The Stray Who Saved Me
I started running because everything else felt like it was closing in. Mom's new vitamin regimen—her attempt to fix whatever she thought was broken about me—sat on the kitchen counter in neat orange bottles. "These will help with focus," she'd said, like focus was something you could supplement your way into.
So I ran. Every afternoon at 4, same time the track team practiced but I wasn't on it. Coach said I had the wrong build.

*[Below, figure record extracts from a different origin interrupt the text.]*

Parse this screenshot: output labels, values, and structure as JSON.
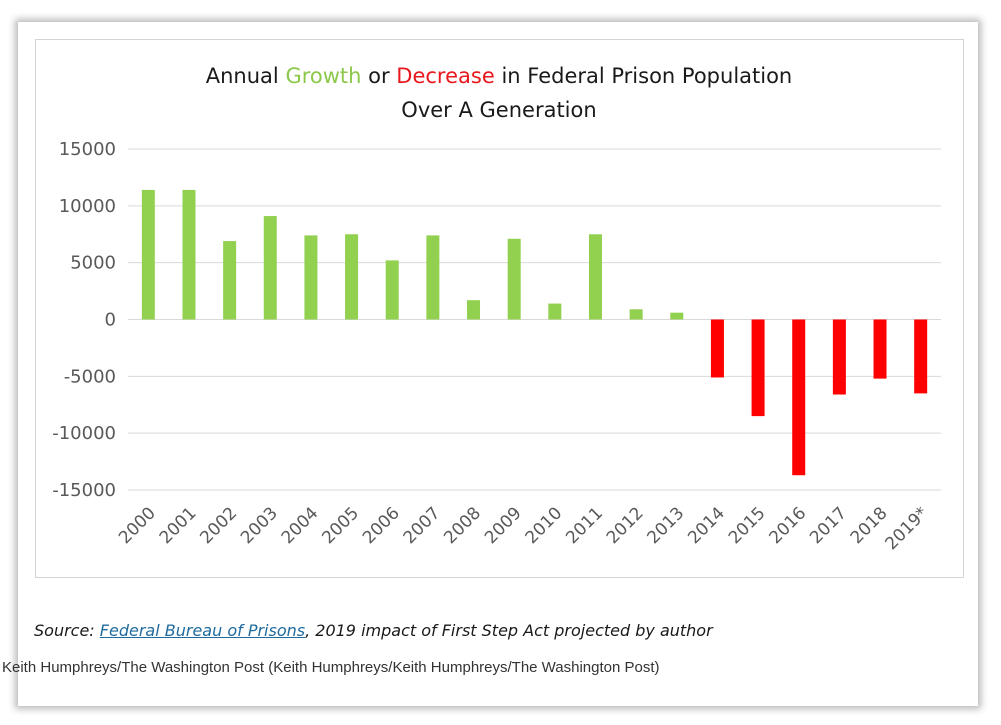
{
  "chart_data": {
    "type": "bar",
    "title": {
      "line1": [
        {
          "text": "Annual ",
          "color": "#1a1a1a"
        },
        {
          "text": "Growth",
          "color": "#8cc84b"
        },
        {
          "text": " or ",
          "color": "#1a1a1a"
        },
        {
          "text": "Decrease",
          "color": "#e8181e"
        },
        {
          "text": " in Federal Prison Population",
          "color": "#1a1a1a"
        }
      ],
      "line2": "Over A Generation"
    },
    "categories": [
      "2000",
      "2001",
      "2002",
      "2003",
      "2004",
      "2005",
      "2006",
      "2007",
      "2008",
      "2009",
      "2010",
      "2011",
      "2012",
      "2013",
      "2014",
      "2015",
      "2016",
      "2017",
      "2018",
      "2019*"
    ],
    "values": [
      11400,
      11400,
      6900,
      9100,
      7400,
      7500,
      5200,
      7400,
      1700,
      7100,
      1400,
      7500,
      900,
      600,
      -5100,
      -8500,
      -13700,
      -6600,
      -5200,
      -6500
    ],
    "ylim": [
      -15000,
      15000
    ],
    "yticks": [
      15000,
      10000,
      5000,
      0,
      -5000,
      -10000,
      -15000
    ],
    "ytick_labels": [
      "15000",
      "10000",
      "5000",
      "0",
      "-5000",
      "-10000",
      "-15000"
    ],
    "grid": true,
    "colors": {
      "positive": "#92d050",
      "negative": "#ff0000",
      "grid": "#d9d9d9"
    }
  },
  "source": {
    "prefix": "Source: ",
    "link": "Federal Bureau of Prisons",
    "suffix": ", 2019 impact of First Step Act projected by author"
  },
  "credit": "Keith Humphreys/The Washington Post (Keith Humphreys/Keith Humphreys/The Washington Post)"
}
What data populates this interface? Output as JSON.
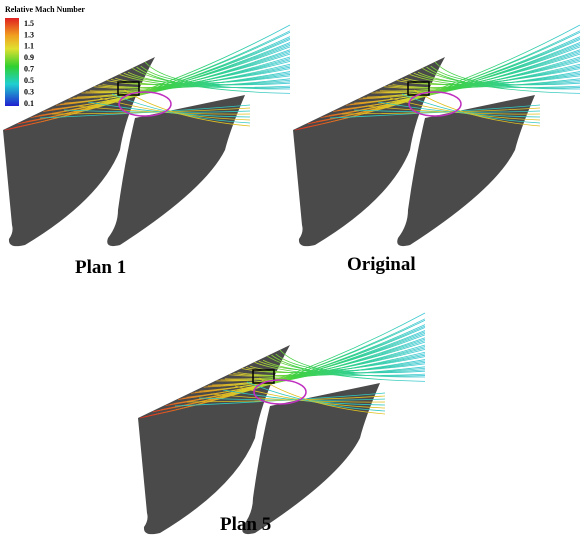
{
  "legend": {
    "title": "Relative Mach Number",
    "labels": [
      "1.5",
      "1.3",
      "1.1",
      "0.9",
      "0.7",
      "0.5",
      "0.3",
      "0.1"
    ]
  },
  "panels": [
    {
      "caption": "Plan 1"
    },
    {
      "caption": "Original"
    },
    {
      "caption": "Plan 5"
    }
  ]
}
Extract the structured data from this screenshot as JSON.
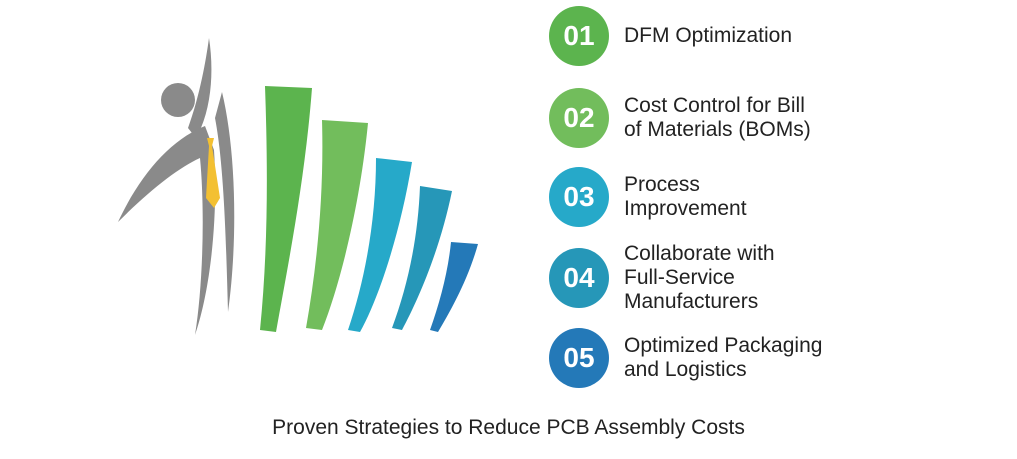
{
  "steps": [
    {
      "number": "01",
      "label": "DFM Optimization",
      "color": "#5cb44e"
    },
    {
      "number": "02",
      "label": "Cost Control for Bill\nof Materials (BOMs)",
      "color": "#72bd5c"
    },
    {
      "number": "03",
      "label": "Process\nImprovement",
      "color": "#26a9c9"
    },
    {
      "number": "04",
      "label": "Collaborate with\nFull-Service\nManufacturers",
      "color": "#2697b8"
    },
    {
      "number": "05",
      "label": "Optimized Packaging\nand Logistics",
      "color": "#2479b8"
    }
  ],
  "caption": "Proven Strategies to Reduce PCB Assembly Costs",
  "illustration": {
    "figure_color": "#8a8a8a",
    "tie_color": "#f3c032",
    "bar_colors": [
      "#5cb44e",
      "#72bd5c",
      "#26a9c9",
      "#2697b8",
      "#2479b8"
    ]
  }
}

Whatever that meant.
The dog showed up on a Tuesday—some scrawny mutt with one floppy ear and eyes that had seen way too much of the world for a stray. I was midway through my usual route, lungs burning, when he just... joined. Kept pace like he'd been training for this his whole life.
"Yo, you following me?" I wheezed. He tilted his head like, obviously.
After that, he was there every day. I started calling him Vitamin—which was ironic, given Mom's obsession—because he was the only thing actually making me feel better. We'd run until my legs quaked, then I'd sit behind the abandoned 7-Eleven and split my granola bar with him.
"You know you're literally a walking mental health break, right?" I told him one day. He just thumped his tail against the pavement like, glad you caught on.
The day I found out Mom had been reading my journal—the one where I wrote about how much I hated the pills, the pressure, everyone's expectations about what I should be—I didn't go home. I ran until the sky turned purple, Vitamin beside me every step. When I finally collapsed, he pressed his cold nose against my cheek.
"Yeah," I whispered. "Me too, bro."
That weekend, I told Mom everything. About the vitamins I'd been flushing. The running. The journal. And Vitamin, who I'd secretly been feeding hot dogs from my lunch money.
She cried. I didn't.
Vitamin sleeps in my room now. Mom says he's technically her dog since she paid the vet bills, but we both know the truth. Some things you can't supplement or control. Sometimes, you just have to keep running until you find what actually heals you.